Setelah penyidikan selama satu hari Reza dan sejumlah mahasiswa lainnya dimasukkan ke dalam penjara. Reza dan 13 mahasiswa lainnya masuk ke dalam blok D 28. Tentu saja rasa takut menyelimuti mereka saat masuk penjara. Tapi ternyata mereka disambut bak pahlawan.
Reza satu blok dengan otak teror bom buku, Pepi Fernando. Tak hanya Pepi di blok D28, mereka juga bertemu dengan sejumlah terdakwa terorisme seperti dari Aceh dan Klaten.
“Kalau ada yang mau malak atau mintain duit bilang aja,” ungkap Reza menirukan Pepi yang menyatakan akan menjaga sejumlah mahasiswa.
Diantara 13 mahasiswa lainnya Reza sering mengobrol dengan Pepi. Berdasarakan obrolan mereka, bahwa perjuangan mahasiswa dengan kelompok Pepi memiliki tujuan yang sama, namun caranya saja yang berbeda yakni mengusir kapitalisme dari Indonesia untuk Indonesia lebih baik. “Indonesia berkiblat kepada Amerika.”
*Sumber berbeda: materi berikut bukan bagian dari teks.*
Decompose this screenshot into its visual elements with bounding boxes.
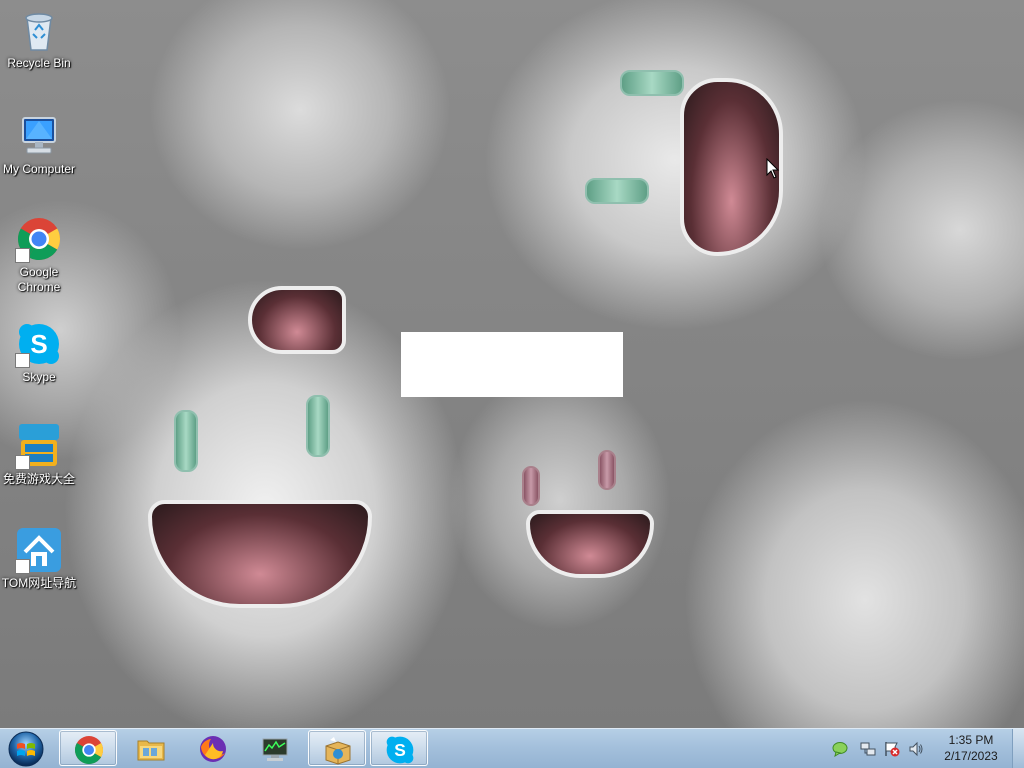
desktop-icon-recycle-bin[interactable]: Recycle Bin (0, 6, 78, 71)
chrome-icon (74, 736, 104, 765)
desktop-icon-label: 免费游戏大全 (2, 472, 75, 486)
wallpaper-detail (585, 178, 649, 204)
wallpaper-detail (526, 510, 654, 578)
taskbar-button-installer[interactable] (308, 730, 366, 766)
wallpaper-detail (148, 500, 372, 608)
taskbar-button-task-manager[interactable] (246, 730, 304, 766)
desktop-icon-skype[interactable]: S Skype (0, 320, 78, 385)
firefox-icon (200, 736, 226, 762)
wallpaper-detail (248, 286, 346, 354)
desktop[interactable]: Recycle Bin My Computer Google Chrome S … (0, 0, 1024, 768)
package-icon (325, 737, 351, 765)
clock-date: 2/17/2023 (944, 749, 998, 763)
shortcut-arrow-icon (15, 559, 30, 574)
desktop-icon-my-computer[interactable]: My Computer (0, 112, 78, 177)
taskbar-button-firefox[interactable] (184, 730, 242, 766)
desktop-icon-label: TOM网址导航 (1, 576, 77, 590)
shortcut-arrow-icon (15, 248, 30, 263)
wallpaper-detail (620, 70, 684, 96)
clock-time: 1:35 PM (948, 733, 994, 747)
folder-icon (137, 740, 165, 761)
desktop-icon-tom-navigation[interactable]: TOM网址导航 (0, 526, 78, 591)
taskbar: S 1:35 PM 2/17/2023 (0, 728, 1024, 768)
show-desktop-button[interactable] (1012, 729, 1024, 768)
windows-start-icon (8, 731, 44, 767)
skype-icon: S (386, 736, 414, 764)
svg-text:S: S (394, 740, 406, 760)
chat-bubble-icon[interactable] (832, 741, 848, 757)
network-icon[interactable] (860, 741, 876, 757)
wallpaper-detail (522, 466, 540, 506)
blank-popup (401, 332, 623, 397)
taskbar-button-skype[interactable]: S (370, 730, 428, 766)
desktop-icon-label: Recycle Bin (7, 56, 71, 70)
taskbar-button-chrome[interactable] (59, 730, 117, 766)
clock[interactable]: 1:35 PM 2/17/2023 (934, 732, 1008, 764)
taskbar-button-explorer[interactable] (122, 730, 180, 766)
monitor-icon (262, 738, 288, 761)
desktop-icon-google-chrome[interactable]: Google Chrome (0, 215, 78, 295)
recycle-bin-icon (25, 13, 53, 51)
system-tray: 1:35 PM 2/17/2023 (830, 729, 1010, 768)
start-button[interactable] (2, 730, 52, 768)
svg-text:S: S (30, 329, 47, 359)
wallpaper-detail (174, 410, 198, 472)
wallpaper-detail (598, 450, 616, 490)
desktop-icon-label: My Computer (2, 162, 76, 176)
desktop-icon-label: Google Chrome (17, 265, 61, 294)
desktop-icon-free-games[interactable]: 免费游戏大全 (0, 422, 78, 487)
action-center-icon[interactable] (884, 741, 900, 757)
shortcut-arrow-icon (15, 353, 30, 368)
volume-icon[interactable] (908, 741, 924, 757)
mouse-cursor-icon (766, 158, 780, 179)
shortcut-arrow-icon (15, 455, 30, 470)
desktop-icon-label: Skype (22, 370, 56, 384)
computer-icon (22, 117, 56, 154)
wallpaper-detail (306, 395, 330, 457)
Pepi dan sejumlah terdakwa teroris lainnya adalah titipan Densus 88. Di blok D28 mereka dipisahkan oleh ruang yang berbeda.
Pepi sangat baik, mahasiswa yang ditahan di Blok D 28 dibagikan secara gratis baju dan sajadah. Mahasiswa juga diberikan teh, kopi, dan makanan. Semua itu adalah barang kiriman orang-orang yang menjenguk Pepi.
“Gue kepengen ketemu Ali Imron, bisa gak?”
“Kalo lu agak lama di sini, gue temuin lu sama Ali Imron,” kata Pepi kepada Reza. Mereka tertawa.
Di Blok 28 mahasiswa tak hanya kenyang dengan makanan dari Pepi. Blok itu adalah blok paling berisik. Di sana mahasiswa justru berdiskusi dan tertawa-tawa. Hal itu adalah upaya, paling ngga mengurangi stress dan mengontrol psikologis mahasiswa.
Reza juga melihat blok lain teman-temannya stress berada di dalam tahanan. Sejumlah mahasiswa juga mengaku tidak mandi dan ganti baju selama 4 hari di sana. Reza tak menyesali ditangkap dan dipukuli.